Inference¶

Two CLI commands run trained checkpoints:

generate — one model, one set of sampling parameters, many prompts.
batch-generate — a self-describing JSONL where each record can name its own model and sampling parameters (eval sweeps, multi-checkpoint comparisons).

Both also exist as Python functions in gpt_simple (generate, load_for_inference, validate_checkpoint).

Pointing at a checkpoint¶

Anywhere a model location is accepted, you can pass either:

a run directory (output_dir) — the latest checkpoint under checkpoints/ is selected automatically (same rule as resume: auto); or
a specific checkpoint directory (.../checkpoint-N).

The tokenizer is found automatically next to the checkpoint or at the run root; override it with --tokenizer. Paths may contain ~ and environment variables (e.g. $WORK), which are expanded even inside a JSONL.

`generate`¶

gpt-simple generate \
  --output-dir ./outputs \
  --prompt "Once upon a time" \
  --max-new-tokens 200

Output is JSONL on stdout by default (pipe to jq -r .completion for just the text); --output FILE.jsonl writes to a file. Feed many prompts with --prompts-file prompts.jsonl (one {"prompt": ...} per line). Each output record echoes the input and adds completion plus a generation block recording the sampling parameters used.

`batch-generate`¶

Use this when records need different models or sampling.
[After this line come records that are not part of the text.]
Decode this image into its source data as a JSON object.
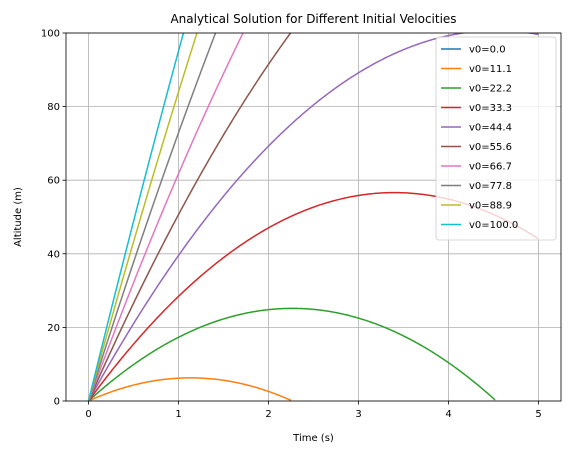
{
  "chart_data": {
    "type": "line",
    "title": "Analytical Solution for Different Initial Velocities",
    "xlabel": "Time (s)",
    "ylabel": "Altitude (m)",
    "xlim": [
      -0.25,
      5.25
    ],
    "ylim": [
      0,
      100
    ],
    "xticks": [
      0,
      1,
      2,
      3,
      4,
      5
    ],
    "yticks": [
      0,
      20,
      40,
      60,
      80,
      100
    ],
    "grid": true,
    "legend_position": "top-right",
    "t_range": [
      0,
      5
    ],
    "gravity": 9.81,
    "series": [
      {
        "name": "v0=0.0",
        "v0": 0.0,
        "color": "#1f77b4"
      },
      {
        "name": "v0=11.1",
        "v0": 11.111,
        "color": "#ff7f0e"
      },
      {
        "name": "v0=22.2",
        "v0": 22.222,
        "color": "#2ca02c"
      },
      {
        "name": "v0=33.3",
        "v0": 33.333,
        "color": "#d62728"
      },
      {
        "name": "v0=44.4",
        "v0": 44.444,
        "color": "#9467bd"
      },
      {
        "name": "v0=55.6",
        "v0": 55.556,
        "color": "#8c564b"
      },
      {
        "name": "v0=66.7",
        "v0": 66.667,
        "color": "#e377c2"
      },
      {
        "name": "v0=77.8",
        "v0": 77.778,
        "color": "#7f7f7f"
      },
      {
        "name": "v0=88.9",
        "v0": 88.889,
        "color": "#bcbd22"
      },
      {
        "name": "v0=100.0",
        "v0": 100.0,
        "color": "#17becf"
      }
    ]
  }
}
Each line is self-describing; only prompt is required, everything else falls back to the CLI defaults:

{"id": "ex-1", "prompt": "Once upon a time", "model": {"checkpoint": "./runs/r1/checkpoints/checkpoint-12000", "dtype": "bf16"}, "generation": {"max_new_tokens": 200, "temperature": 0.8, "top_k": 50}}
{"id": "ex-2", "prompt": "def fibonacci(n):", "model": {"output_dir": "./runs/code-model"}, "generation": {"greedy": true}}

gpt-simple batch-generate \
  --input setup.jsonl \
  --output completions.jsonl \
  --output-dir ./runs/r1 \
  --temperature 0.8 --top-k 50

Records that share the same (model, dtype, tokenizer) are grouped so each model is loaded once (a multi-billion-parameter checkpoint costs minutes to load), and only one model is held in memory at a time. Output order always matches input order.

Per-record model accepts checkpoint or output_dir, plus optional dtype and tokenizer. The generation block accepts the sampling parameters below.

Sampling parameters¶

Parameter	Meaning
`max_new_tokens`	Number of tokens to generate.
`temperature`	Softmax temperature; lower is more deterministic.
`top_k`	Keep only the top-k logits before sampling.
`top_p`	Nucleus sampling: keep the smallest set of tokens with cumulative probability ≥ p.
`greedy` / `do_sample`	Greedy (argmax) decoding instead of sampling.
`repetition_penalty`	Penalize already-generated tokens (1.0 = off).
`seed`	Seed for reproducible sampling.
`dtype`	Load/compute dtype: `fp32`, `fp16`/`half`, `bf16`.
`return_full_text`	Include the prompt in the output (default: completion only).

Pre-flight validation (`--dry-run`)¶

Before any weights load, batch-generate parses every record, checks the sampling-parameter ranges, and confirms each distinct checkpoint resolves (config parses, weights and tokenizer present). --dry-run stops there and prints the execution plan without touching a GPU — safe to run on a login node to gate a job submission:

gpt-simple batch-generate --input setup.jsonl --output-dir ./runs/r1 --dry-run

Structural problems (bad JSON, missing prompt, out-of-range parameters, a missing checkpoint) are hard errors: the job exits non-zero with nothing loaded. Failures that only surface during generation are soft: that record gets an error field instead of completion and the run continues.

The same checks are available programmatically via gpt_simple.validate_checkpoint(path, ...), which returns the resolved locations without loading weights or touching CUDA.

Scaling out¶

batch-generate is a plain CLI entry point with no orchestrator assumptions. To fan out across a job array, shard the input by model (one model per task) so no checkpoint is loaded twice. See examples/orchestrators/ for inference job templates.

Authoritative source: src/gpt_simple/generate.py, src/gpt_simple/cli/batch_generate_cmd.py.